Viernes, 21 de enero de 2011 | Hoy
SOY POSITIVO
Por Pablo Pérez
L no pudo dormir en toda la noche, escuchando el tic tac del reloj que daba ritmo a su cantinela “Qué boludo fui, tic tac tic tac, tendría que haber cogido con ellos cuando me invitaron, tic tac tic tac, estuve mal con La Masa, no tendría que haberle dicho impotente, tic tac tic tac tic tac...” De tantas vueltas que dio, la cama estaba deshecha, las sábanas en el piso y las almohadas transpiradas y con las fundas salidas. Se levantó, caminó en penumbras hasta la cocina, se preparó una leche tibia y se sentó a tomarla en el balcón, al lado de la planta de marihuana que le había regalado La Masa. Le había tomado cariño, la regaba todos los días y le conversaba, era la primera vez que tenía a alguien a su cuidado, alguien y no algo, se decía, porque aquella planta parecía escuchar sus confesiones: desde que se enteró de que era portador de HIV sentía haber pasado a una dimensión donde todo era nuevo: había fumado su primer porro; había curtido con una travesti y le había gustado, sobre todo verse a sí mismo vestido de mujer; también sentía que se estaba enamorando de un heterosexual casado, bueno, heterosexual al menos hasta donde sabía, porque aunque La Masa creyera que no era gay, fue notoria su erección cuando pelearon cuerpo a cuerpo revolcados en el pasto; por último, V, la mujer de su amigo: L hasta ahora nunca había estado con una mujer, pero si a La Masa se le pasaba el enojo y hubiera otra oportunidad de enfiestarse, lo intentaría también, ¿por qué no? Si cogía con hombres, travestis y mujeres, ¿era trisexual?” ¡¿Y vos qué decís, plantita?! L se reía solo cuando sonó el despertador como festejándole el chiste. “¡Hora de ir a laburar!” se dijo L.
Llegó a la oficina dormido. La Masa, que custodiaba firme la entrada, se hizo el sota y no le respondió el saludo. Tal vez estaba ofendido o avergonzado por la erección que había tenido con L, después de que no se le parara con su mujer. Esta vez L se excitó con solo verlo, porque ahora sabía toda la belleza que escondía bajo el uniforme. “Ya se le va a pasar”, pensó. Fue hasta su sección, bajo el imperio de la Sargenta, que esta vez lo saludó con una amabilidad que le desconocía. “¡Hola, querido!, ¿cómo estás?” Nunca la había escuchado llamar “querido” a nadie.

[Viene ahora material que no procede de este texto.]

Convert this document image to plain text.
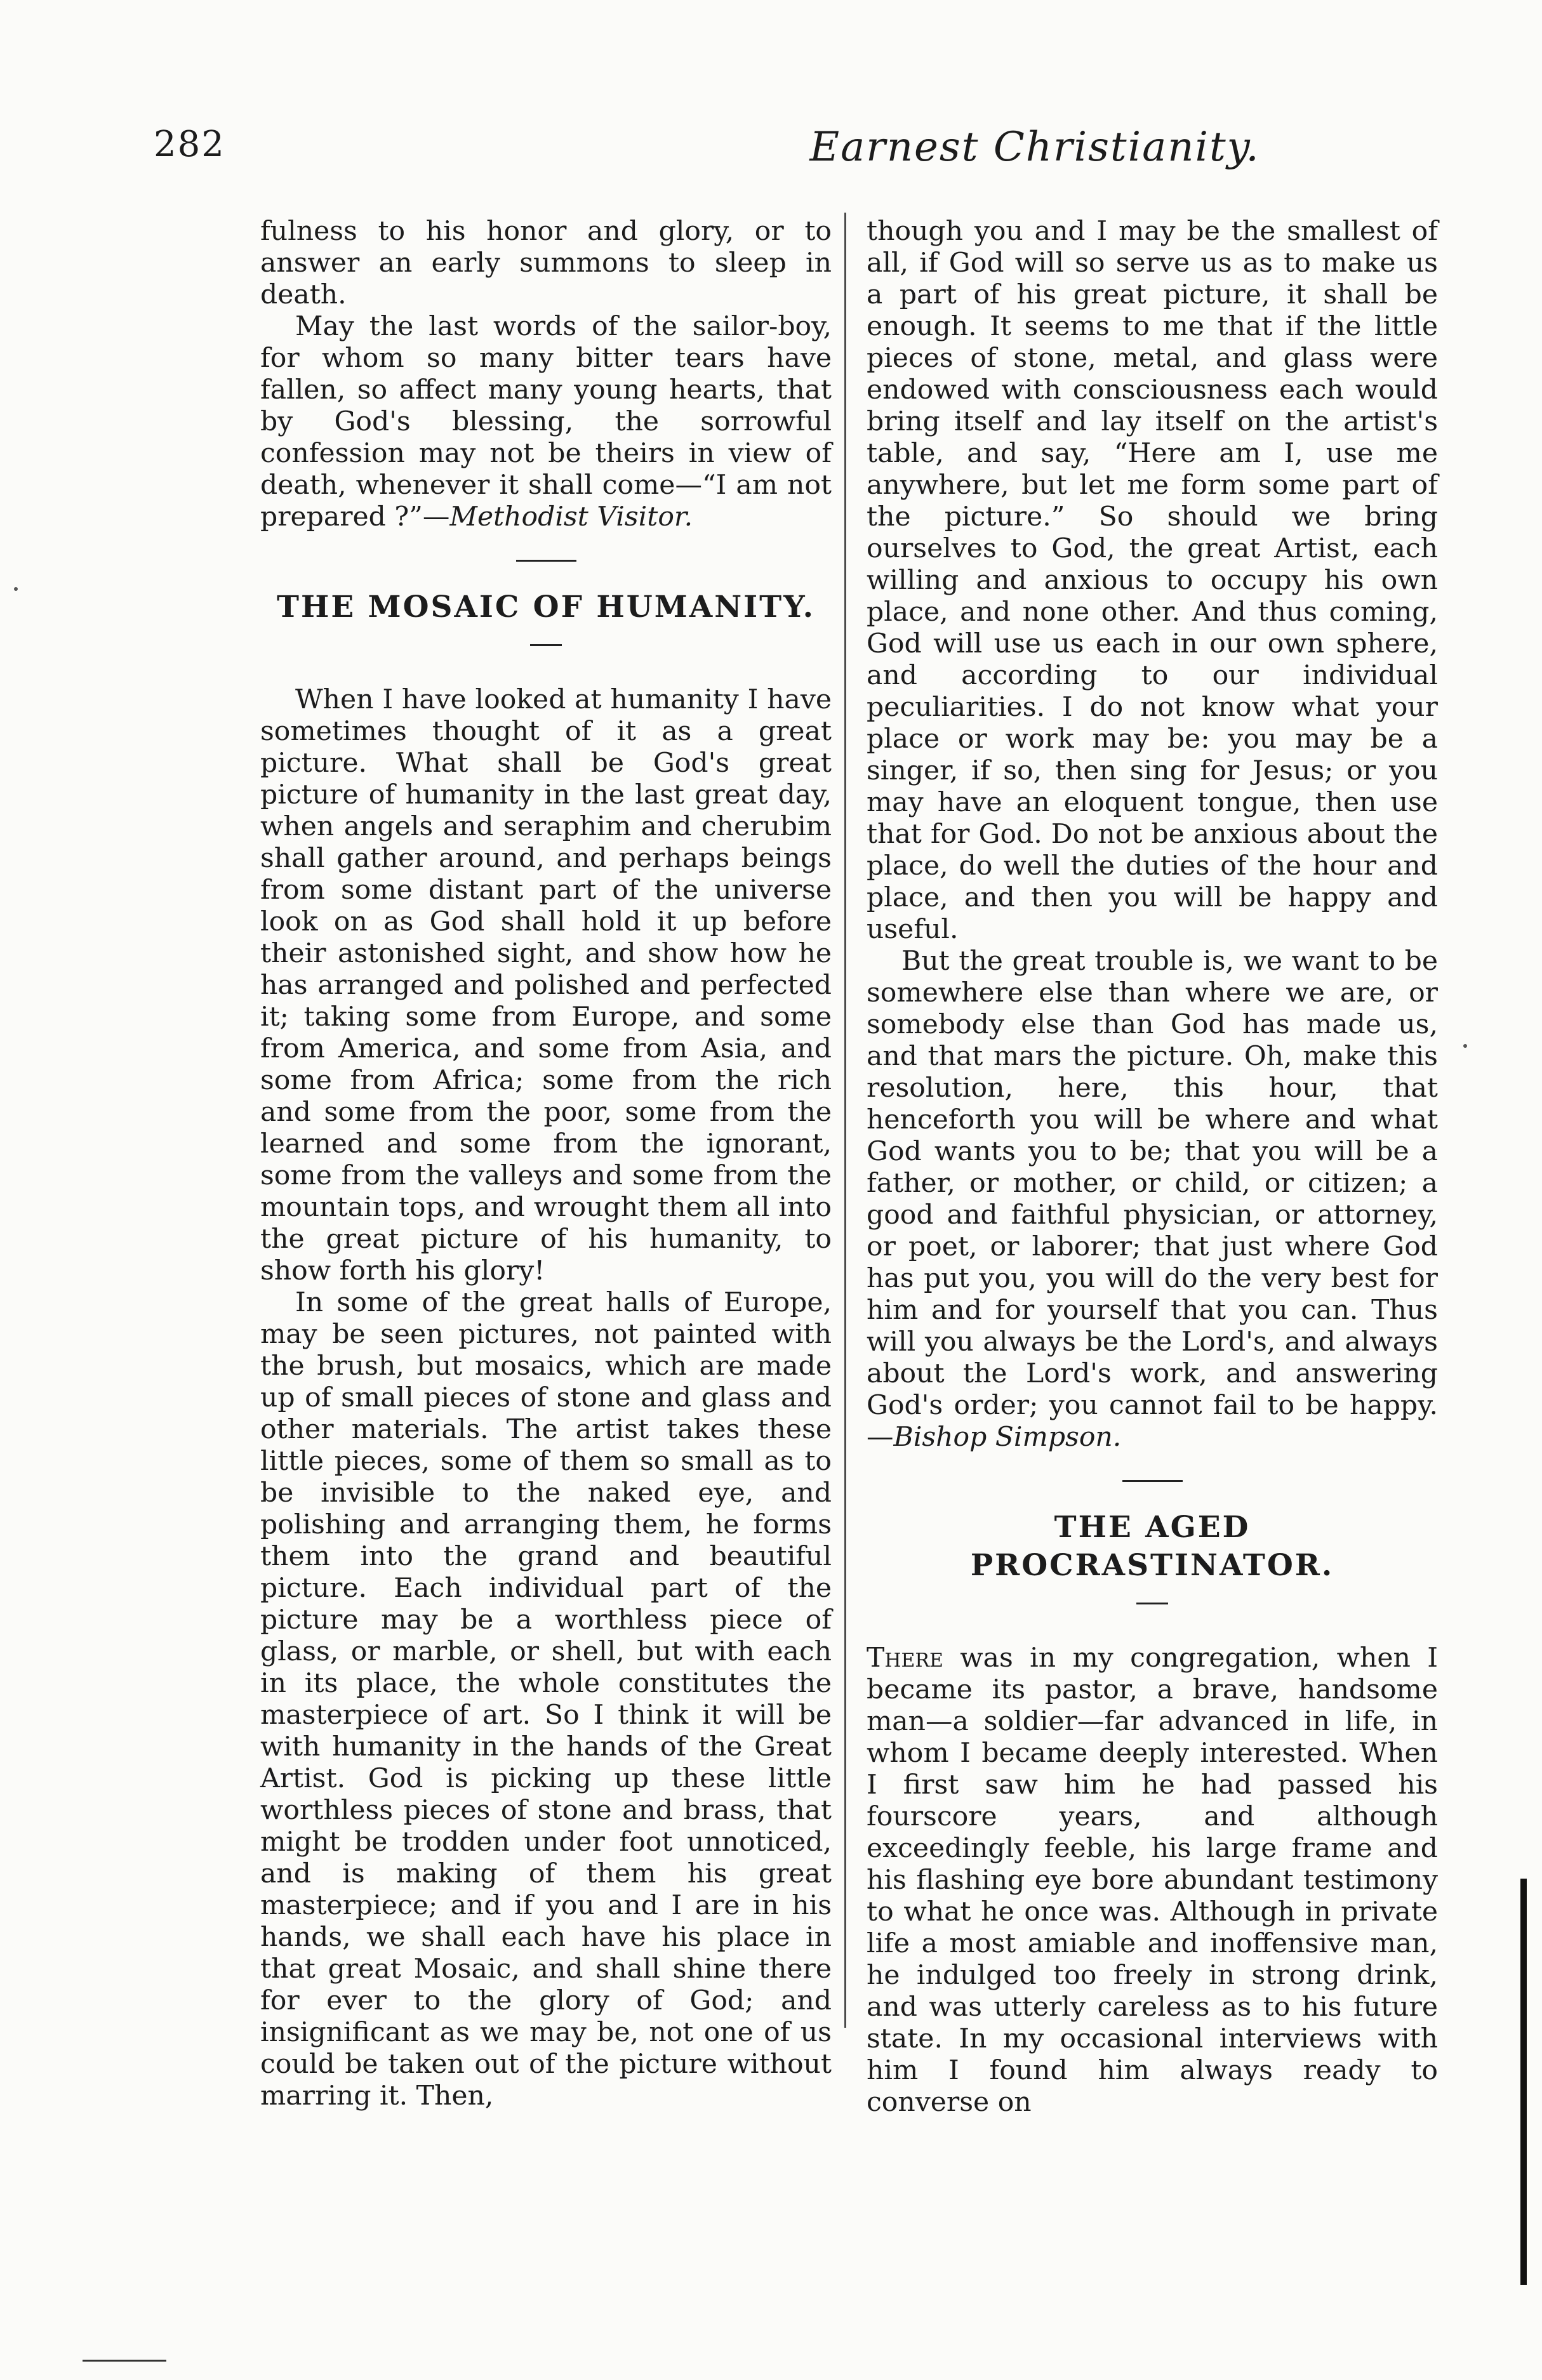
282	Earnest Christianity.

fulness to his honor and glory, or to answer an early summons to sleep in death.

May the last words of the sailor-boy, for whom so many bitter tears have fallen, so affect many young hearts, that by God's blessing, the sorrowful confession may not be theirs in view of death, whenever it shall come—“I am not prepared ?”—Methodist Visitor.

THE MOSAIC OF HUMANITY.

When I have looked at humanity I have sometimes thought of it as a great picture. What shall be God's great picture of humanity in the last great day, when angels and seraphim and cherubim shall gather around, and perhaps beings from some distant part of the universe look on as God shall hold it up before their astonished sight, and show how he has arranged and polished and perfected it; taking some from Europe, and some from America, and some from Asia, and some from Africa; some from the rich and some from the poor, some from the learned and some from the ignorant, some from the valleys and some from the mountain tops, and wrought them all into the great picture of his humanity, to show forth his glory!

In some of the great halls of Europe, may be seen pictures, not painted with the brush, but mosaics, which are made up of small pieces of stone and glass and other materials. The artist takes these little pieces, some of them so small as to be invisible to the naked eye, and polishing and arranging them, he forms them into the grand and beautiful picture. Each individual part of the picture may be a worthless piece of glass, or marble, or shell, but with each in its place, the whole constitutes the masterpiece of art. So I think it will be with humanity in the hands of the Great Artist. God is picking up these little worthless pieces of stone and brass, that might be trodden under foot unnoticed, and is making of them his great masterpiece; and if you and I are in his hands, we shall each have his place in that great Mosaic, and shall shine there for ever to the glory of God; and insignificant as we may be, not one of us could be taken out of the picture without marring it. Then,

though you and I may be the smallest of all, if God will so serve us as to make us a part of his great picture, it shall be enough. It seems to me that if the little pieces of stone, metal, and glass were endowed with consciousness each would bring itself and lay itself on the artist's table, and say, “Here am I, use me anywhere, but let me form some part of the picture.” So should we bring ourselves to God, the great Artist, each willing and anxious to occupy his own place, and none other. And thus coming, God will use us each in our own sphere, and according to our individual peculiarities. I do not know what your place or work may be: you may be a singer, if so, then sing for Jesus; or you may have an eloquent tongue, then use that for God. Do not be anxious about the place, do well the duties of the hour and place, and then you will be happy and useful.

But the great trouble is, we want to be somewhere else than where we are, or somebody else than God has made us, and that mars the picture. Oh, make this resolution, here, this hour, that henceforth you will be where and what God wants you to be; that you will be a father, or mother, or child, or citizen; a good and faithful physician, or attorney, or poet, or laborer; that just where God has put you, you will do the very best for him and for yourself that you can. Thus will you always be the Lord's, and always about the Lord's work, and answering God's order; you cannot fail to be happy.—Bishop Simpson.

THE AGED PROCRASTINATOR.

There was in my congregation, when I became its pastor, a brave, handsome man—a soldier—far advanced in life, in whom I became deeply interested. When I first saw him he had passed his fourscore years, and although exceedingly feeble, his large frame and his flashing eye bore abundant testimony to what he once was. Although in private life a most amiable and inoffensive man, he indulged too freely in strong drink, and was utterly careless as to his future state. In my occasional interviews with him I found him always ready to converse on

La seguidilla de saludos inesperados siguió; hasta el cajero, con el que nunca hablaba, cuando se cruzaron en el baño, le preguntó “¿Cómo estás, man?”. L empezó a preocuparse. El cambio de actitud de sus compañeros lo intrigaba, y a medida que avanzaba la jornada, estampando sello tras sello, iba alimentando la idea de que La Masa, con lo bocón que era, hubiera tomado revancha ventilando en la oficina que L era seropositivo. Se había equivocado al confiar en La Masa. El ruido de los sellos se volvía cada vez más violento, ¡pum, pum, pum! “¡Hijo de puta!”, mascullaba, y pensaba en cómo devolverle el golpe donde más le doliera.